Jornalistas reprovam irregularidades na progressão de carreiras e admitem boicote à cobertura da visita do Papa à ANGOLA

 

Luanda – Profissionais da comunicação social em Angola manifestaram, nos últimos dias, forte descontentamento face ao processo de progressão de carreiras e pagamento de retroactivos no sector, denunciando alegadas irregularidades que, segundo afirmam, têm causado prejuízos profissionais, morais e psicológicos.


De acordo com informações apuradas pelo Lil Pasta News, o processo de avaliação de desempenho, essencial para a progressão nas carreiras, terá sido conduzido de forma apressada por departamentos de recursos humanos de várias empresas de comunicação social, comprometendo a justiça e a transparência dos resultados.
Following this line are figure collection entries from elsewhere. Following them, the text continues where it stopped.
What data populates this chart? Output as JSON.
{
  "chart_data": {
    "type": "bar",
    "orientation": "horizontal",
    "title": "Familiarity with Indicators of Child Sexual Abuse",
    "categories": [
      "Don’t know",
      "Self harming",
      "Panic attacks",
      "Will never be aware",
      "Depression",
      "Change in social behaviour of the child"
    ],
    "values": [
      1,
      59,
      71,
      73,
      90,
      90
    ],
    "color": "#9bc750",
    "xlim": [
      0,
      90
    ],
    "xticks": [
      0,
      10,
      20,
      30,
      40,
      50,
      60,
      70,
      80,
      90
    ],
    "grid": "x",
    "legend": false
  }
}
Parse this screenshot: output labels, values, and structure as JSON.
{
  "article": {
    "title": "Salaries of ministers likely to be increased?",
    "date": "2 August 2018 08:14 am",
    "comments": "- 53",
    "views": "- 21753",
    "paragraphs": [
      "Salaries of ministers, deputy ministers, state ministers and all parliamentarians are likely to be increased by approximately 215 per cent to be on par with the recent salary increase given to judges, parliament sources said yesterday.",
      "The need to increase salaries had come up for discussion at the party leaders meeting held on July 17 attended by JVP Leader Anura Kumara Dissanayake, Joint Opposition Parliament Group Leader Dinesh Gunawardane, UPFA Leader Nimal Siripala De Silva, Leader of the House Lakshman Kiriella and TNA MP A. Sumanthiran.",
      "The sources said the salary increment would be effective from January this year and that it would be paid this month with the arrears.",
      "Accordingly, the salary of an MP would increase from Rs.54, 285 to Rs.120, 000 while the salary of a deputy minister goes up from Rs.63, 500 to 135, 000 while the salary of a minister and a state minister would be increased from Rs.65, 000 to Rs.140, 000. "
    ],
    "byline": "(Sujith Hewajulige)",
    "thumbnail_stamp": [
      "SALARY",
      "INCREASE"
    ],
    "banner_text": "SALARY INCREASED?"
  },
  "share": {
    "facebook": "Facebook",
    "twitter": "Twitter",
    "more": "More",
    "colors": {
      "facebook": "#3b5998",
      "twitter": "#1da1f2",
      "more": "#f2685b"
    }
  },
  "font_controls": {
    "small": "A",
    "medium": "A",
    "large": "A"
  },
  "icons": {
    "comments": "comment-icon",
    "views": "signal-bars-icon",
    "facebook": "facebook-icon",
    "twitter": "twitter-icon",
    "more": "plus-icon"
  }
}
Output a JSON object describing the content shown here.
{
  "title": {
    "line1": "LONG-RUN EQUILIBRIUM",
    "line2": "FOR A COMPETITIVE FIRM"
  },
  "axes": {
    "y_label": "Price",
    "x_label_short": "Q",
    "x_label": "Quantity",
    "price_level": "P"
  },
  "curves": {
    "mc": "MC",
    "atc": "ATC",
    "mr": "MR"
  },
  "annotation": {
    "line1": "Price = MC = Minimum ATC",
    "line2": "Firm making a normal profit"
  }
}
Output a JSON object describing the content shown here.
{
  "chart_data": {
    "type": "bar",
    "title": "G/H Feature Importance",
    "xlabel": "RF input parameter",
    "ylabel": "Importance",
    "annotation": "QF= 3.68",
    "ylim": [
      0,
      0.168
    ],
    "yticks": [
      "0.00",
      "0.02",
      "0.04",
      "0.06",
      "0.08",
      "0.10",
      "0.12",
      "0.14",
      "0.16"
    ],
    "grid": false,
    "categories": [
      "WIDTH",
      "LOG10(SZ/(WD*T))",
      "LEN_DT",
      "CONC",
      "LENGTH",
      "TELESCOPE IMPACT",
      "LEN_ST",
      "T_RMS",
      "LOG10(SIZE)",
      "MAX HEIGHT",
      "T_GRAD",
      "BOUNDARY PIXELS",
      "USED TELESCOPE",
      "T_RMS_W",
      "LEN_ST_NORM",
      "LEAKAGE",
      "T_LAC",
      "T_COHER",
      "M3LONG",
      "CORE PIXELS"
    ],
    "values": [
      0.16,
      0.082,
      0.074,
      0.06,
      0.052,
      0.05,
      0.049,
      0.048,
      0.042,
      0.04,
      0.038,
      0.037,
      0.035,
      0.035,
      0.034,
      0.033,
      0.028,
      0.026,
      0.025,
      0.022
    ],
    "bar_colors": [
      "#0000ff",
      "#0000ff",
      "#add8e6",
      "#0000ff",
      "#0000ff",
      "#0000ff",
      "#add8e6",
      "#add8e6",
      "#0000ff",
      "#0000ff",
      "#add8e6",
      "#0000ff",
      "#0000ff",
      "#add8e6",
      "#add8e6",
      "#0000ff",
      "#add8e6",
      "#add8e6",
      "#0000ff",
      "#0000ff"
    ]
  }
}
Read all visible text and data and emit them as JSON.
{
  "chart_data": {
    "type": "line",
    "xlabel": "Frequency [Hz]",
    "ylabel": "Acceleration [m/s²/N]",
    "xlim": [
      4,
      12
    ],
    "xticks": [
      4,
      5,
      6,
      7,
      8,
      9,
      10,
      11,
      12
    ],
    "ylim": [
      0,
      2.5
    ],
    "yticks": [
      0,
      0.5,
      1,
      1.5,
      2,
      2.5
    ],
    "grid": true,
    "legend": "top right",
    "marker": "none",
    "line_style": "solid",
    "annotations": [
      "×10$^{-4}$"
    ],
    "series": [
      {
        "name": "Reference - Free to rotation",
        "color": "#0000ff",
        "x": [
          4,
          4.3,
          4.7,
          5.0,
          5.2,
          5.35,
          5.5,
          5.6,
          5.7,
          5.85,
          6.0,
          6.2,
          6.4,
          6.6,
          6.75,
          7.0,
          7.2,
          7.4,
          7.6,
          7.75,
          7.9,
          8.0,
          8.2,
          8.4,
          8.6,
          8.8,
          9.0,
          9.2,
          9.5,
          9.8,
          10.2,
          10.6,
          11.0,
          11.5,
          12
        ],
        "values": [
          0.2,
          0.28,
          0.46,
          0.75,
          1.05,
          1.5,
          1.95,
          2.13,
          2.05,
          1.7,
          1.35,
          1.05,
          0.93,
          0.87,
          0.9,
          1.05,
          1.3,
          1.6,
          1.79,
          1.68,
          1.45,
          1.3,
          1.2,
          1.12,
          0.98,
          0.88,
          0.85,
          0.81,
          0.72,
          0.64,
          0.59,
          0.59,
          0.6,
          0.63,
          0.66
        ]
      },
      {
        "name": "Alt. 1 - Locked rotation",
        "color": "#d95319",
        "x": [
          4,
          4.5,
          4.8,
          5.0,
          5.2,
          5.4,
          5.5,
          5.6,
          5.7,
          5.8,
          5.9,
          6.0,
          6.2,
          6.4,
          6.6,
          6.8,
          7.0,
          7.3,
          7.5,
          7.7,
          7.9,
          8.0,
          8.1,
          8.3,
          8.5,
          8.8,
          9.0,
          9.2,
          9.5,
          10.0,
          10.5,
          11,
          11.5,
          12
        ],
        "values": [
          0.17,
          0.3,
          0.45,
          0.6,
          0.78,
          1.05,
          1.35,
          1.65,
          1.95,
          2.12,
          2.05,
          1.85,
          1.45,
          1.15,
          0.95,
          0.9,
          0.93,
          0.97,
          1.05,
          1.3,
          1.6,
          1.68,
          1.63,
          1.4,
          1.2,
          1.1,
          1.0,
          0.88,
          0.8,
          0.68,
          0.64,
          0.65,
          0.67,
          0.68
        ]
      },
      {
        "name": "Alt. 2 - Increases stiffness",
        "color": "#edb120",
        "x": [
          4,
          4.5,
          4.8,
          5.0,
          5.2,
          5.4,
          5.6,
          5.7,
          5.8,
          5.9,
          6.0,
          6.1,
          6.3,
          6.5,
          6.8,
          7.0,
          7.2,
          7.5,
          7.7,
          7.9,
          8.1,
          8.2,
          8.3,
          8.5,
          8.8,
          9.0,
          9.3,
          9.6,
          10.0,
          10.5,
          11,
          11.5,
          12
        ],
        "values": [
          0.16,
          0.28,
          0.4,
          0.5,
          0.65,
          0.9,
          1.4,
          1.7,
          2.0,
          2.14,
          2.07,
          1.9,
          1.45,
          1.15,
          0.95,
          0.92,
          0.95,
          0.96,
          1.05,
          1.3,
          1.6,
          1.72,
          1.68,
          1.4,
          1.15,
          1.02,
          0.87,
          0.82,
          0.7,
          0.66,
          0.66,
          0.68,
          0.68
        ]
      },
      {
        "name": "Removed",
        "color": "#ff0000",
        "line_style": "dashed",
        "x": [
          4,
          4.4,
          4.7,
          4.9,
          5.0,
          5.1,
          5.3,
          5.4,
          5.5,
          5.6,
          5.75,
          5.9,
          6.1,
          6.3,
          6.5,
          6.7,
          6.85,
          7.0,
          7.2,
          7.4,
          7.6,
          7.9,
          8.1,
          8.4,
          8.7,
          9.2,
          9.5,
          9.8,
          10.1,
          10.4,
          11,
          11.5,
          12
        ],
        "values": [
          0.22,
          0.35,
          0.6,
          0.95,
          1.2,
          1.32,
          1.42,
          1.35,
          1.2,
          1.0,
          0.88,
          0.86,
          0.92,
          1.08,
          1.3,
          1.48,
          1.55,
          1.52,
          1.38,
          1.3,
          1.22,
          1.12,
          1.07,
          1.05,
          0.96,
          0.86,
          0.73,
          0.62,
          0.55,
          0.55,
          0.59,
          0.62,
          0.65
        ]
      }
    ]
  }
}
Os jornalistas queixam-se de falhas na atribuição de classificações, com relatos de avaliações consideradas injustas, em que profissionais com desempenho esperado foram classificados abaixo do nível merecido, afectando directamente as suas progressões e benefícios.


Em algumas províncias, segundo os relatos, o processo decorreu com maior clareza, mas noutras verificaram-se situações de alegada parcialidade por parte de responsáveis hierárquicos, prejudicando subordinados nas avaliações finais.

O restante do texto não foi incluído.